Saturday, June 13, 2009

Well that was weird

As if a waxing appointment wasn't awkward enough, I had one the other day that has prompted a post so I can stop thinking about it! I didn't go to my regular location so I didn't see the woman who usually leaves me bare and smooth and I don't think I'll do that again. I hope my lady never leaves and she'll one day wax my 80 year old legs.

Before I ever had my legs waxed I thought it would be horrifying to lie there half naked, hairy legs exposed, and twisted into unnatural positions while someone else rips my hair out. I can deal with the pain, but I thought I would eventually run out of places to go because how could I face the same person again after she's seen me like THAT? Well, the unexpected thing is that this vulnerability makes me want only one person to help me out. I started feeling protective of myself and now I don't want just anyone seeing me in my undies.

The whole thing was awkward and clunky. I rode my bike there from work and since it was a hot day I was wearing my skorts, which is an awful name by the way. As I waited at lights standing with my bike I could imagine the bicyclists behind me STARING at my man legs wondering why that dude was wearing a pink top and a skort. I could feel the breeze whipping those little long hairs around catching the sun and reflecting them like tinsel. I felt like I took the tassels from my handle bars and stuck them on my legs.

You would think that I'd feel comfortable sitting in the waiting area of a waxing salon among my people, but it turns out most women hide behind pants until their legs are ready to come out in public again. Not me! I sit there with nowhere to hide willing my time to hurry up while trying to cool off and dry my sweat. At last, hurray! Here she comes to bring me back. Oh wait. Did I get the new girl? Awww hell.

I turn into a dork in new situations. I just can't play it cool and look like I know what I'm doing. There at the new location with different decor and a different layout with a different esthetician, there's a different routine. She was soft spoken and timid and as I stood up to greet her she said something, turned, and disappeared down the hallway into the room. Did she ask me to give her a minute? Should I just stand here with my tinsel legs and wait for her to come back? Is she waiting for me in the room wondering where I am? When will she come back for me? Why am I just STANDING here? Maybe she asked me to come on back. Just a minute. Come on back. They don't even have the same number of syllables. What did she SAY? Why would she come out for me if she wasn't ready, right? OK I'm going back and I hope I don't walk in one someone naked.

It turns out she wasn't ready and I startled her when she turned around. It became an Eddie Izzard moment, "Oh, I....sorry, should I.....oh, I'll just....ok." Somehow she was also communicating it was ok, go ahead and put the bag down and hop up on this table.
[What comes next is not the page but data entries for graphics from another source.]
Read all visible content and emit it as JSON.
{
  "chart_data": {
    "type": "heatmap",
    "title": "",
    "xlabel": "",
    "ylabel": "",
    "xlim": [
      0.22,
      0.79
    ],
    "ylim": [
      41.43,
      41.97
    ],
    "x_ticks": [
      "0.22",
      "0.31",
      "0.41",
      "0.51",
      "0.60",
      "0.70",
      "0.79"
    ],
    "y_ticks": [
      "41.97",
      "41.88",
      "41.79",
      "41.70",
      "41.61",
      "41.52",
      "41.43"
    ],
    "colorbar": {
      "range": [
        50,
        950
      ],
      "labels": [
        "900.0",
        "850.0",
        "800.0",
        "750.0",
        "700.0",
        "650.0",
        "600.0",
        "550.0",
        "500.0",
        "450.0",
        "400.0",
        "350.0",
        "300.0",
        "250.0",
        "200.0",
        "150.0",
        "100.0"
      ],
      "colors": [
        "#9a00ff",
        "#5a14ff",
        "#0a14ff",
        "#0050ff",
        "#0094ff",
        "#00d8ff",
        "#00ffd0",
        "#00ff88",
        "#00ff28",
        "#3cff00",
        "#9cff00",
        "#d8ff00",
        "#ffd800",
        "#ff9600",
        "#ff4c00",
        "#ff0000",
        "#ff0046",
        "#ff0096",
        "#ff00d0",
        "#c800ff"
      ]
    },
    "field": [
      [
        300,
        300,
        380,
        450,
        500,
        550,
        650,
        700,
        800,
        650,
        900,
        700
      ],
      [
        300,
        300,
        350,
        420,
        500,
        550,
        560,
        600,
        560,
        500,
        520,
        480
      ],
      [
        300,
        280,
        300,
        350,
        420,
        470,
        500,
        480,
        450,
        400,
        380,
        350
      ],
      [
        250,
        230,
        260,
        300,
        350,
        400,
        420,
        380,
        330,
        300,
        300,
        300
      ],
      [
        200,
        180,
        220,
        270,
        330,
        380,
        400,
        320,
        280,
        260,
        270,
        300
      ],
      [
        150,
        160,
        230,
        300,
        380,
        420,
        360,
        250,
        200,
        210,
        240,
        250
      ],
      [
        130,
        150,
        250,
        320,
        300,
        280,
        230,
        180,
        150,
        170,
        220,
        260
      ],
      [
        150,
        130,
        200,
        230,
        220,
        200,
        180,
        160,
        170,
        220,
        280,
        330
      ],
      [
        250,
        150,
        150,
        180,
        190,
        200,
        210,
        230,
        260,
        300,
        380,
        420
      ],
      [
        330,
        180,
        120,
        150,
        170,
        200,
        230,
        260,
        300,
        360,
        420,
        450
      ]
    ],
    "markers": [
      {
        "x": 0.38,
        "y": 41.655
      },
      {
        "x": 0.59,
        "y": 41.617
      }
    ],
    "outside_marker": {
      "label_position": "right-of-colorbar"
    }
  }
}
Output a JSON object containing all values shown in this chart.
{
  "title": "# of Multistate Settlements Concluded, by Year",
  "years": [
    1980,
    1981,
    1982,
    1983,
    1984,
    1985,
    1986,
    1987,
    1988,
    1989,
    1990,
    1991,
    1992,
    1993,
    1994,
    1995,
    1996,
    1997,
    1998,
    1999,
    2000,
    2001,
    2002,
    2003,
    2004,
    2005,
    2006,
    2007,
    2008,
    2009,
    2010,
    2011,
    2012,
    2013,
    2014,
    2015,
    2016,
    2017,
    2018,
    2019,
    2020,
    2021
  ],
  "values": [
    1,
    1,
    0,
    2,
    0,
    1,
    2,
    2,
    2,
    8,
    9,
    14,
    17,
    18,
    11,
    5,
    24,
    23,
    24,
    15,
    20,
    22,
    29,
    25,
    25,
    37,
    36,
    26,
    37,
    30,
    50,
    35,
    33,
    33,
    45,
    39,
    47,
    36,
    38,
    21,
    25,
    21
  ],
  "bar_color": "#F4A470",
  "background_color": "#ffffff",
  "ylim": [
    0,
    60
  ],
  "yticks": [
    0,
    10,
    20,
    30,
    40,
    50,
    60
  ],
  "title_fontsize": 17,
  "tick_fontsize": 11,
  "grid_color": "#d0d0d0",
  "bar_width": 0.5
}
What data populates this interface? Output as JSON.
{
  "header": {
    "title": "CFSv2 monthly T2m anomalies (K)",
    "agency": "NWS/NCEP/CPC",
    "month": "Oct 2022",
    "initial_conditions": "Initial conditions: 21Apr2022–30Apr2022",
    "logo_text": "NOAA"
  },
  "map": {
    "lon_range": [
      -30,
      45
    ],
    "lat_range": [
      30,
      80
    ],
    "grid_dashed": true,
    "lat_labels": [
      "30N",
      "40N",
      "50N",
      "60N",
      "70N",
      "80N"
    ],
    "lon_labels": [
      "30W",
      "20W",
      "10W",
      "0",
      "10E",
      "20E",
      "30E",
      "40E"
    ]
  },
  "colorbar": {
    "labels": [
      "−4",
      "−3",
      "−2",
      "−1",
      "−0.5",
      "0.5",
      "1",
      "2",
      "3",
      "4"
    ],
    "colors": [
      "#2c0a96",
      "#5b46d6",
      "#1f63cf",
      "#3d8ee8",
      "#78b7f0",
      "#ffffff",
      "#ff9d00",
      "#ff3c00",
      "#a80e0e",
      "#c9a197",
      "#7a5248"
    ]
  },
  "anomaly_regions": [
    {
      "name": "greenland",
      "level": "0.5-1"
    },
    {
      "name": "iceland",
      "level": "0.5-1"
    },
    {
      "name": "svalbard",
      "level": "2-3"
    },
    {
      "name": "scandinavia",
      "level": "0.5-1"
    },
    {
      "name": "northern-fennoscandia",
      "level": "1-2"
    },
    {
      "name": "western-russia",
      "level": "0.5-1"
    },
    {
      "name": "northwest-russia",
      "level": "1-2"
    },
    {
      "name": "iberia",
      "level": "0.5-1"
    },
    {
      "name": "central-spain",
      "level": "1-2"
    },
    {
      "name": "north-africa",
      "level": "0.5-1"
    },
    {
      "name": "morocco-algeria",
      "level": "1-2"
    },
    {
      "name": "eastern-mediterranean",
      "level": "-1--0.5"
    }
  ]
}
And because I just HAD to explain myself I tried to tell her what was going through my head in the waiting area, but sometimes it's just better to smile and move on. I forget that just because I surround myself with people who GET me, who are all a little bit out of the ordinary, the normal unsuspecting stranger isn't necessarily going to think it's as funny as I do. Yeah.

I don't understand the practice of leaving the room for privacy while I take off my stupid skort when in just a couple of minutes she'll see me in my underwear anyway. I quickly wiggled out of my bike stuff, sat on the table, and oh no not THIS AGAIN! Which way should I have my legs? OK that way - there's where the wax pot is. But wait, should I be on my back or my stomach? Why doesn't this lady speak up and give me some instruction? Well, I'll just sit here with this ridiculous tea towel covering half my lap. After forever has passed she finally came back in looking confused that I wasn't in The Position. And it never got better.

After she started doing her thing, I couldn't hear what she was mumbling so I'm not sure if she was making conversation or giving me instructions. Eventually I stopped saying, "what?!" and decided to just smile. And when she would suddenly move my leg I'd startle and stiffen in surprise and she'd be wrestling with my locked leg trying to maneuver me into a pose. It must have looked funny. I think we fed off each others awkwardness and I never relaxed like I do with the woman I usually see. Thankfully I was not there for a Brazilian and I'm used to this kind of torture because she hadn't quite mastered a technique. It was more painful than usual.

In the end it was worth it. The cool breeze soothed my legs on the ride home and I didn't even mind standing at the lights. I had hoped I'd impress the other bikers with my smooth legs, but that appointment took so long that I was the lone bicyclist on the normally crowded spandex highway. At least now I can continue to wear my skort even if I do get that weird summer tan line.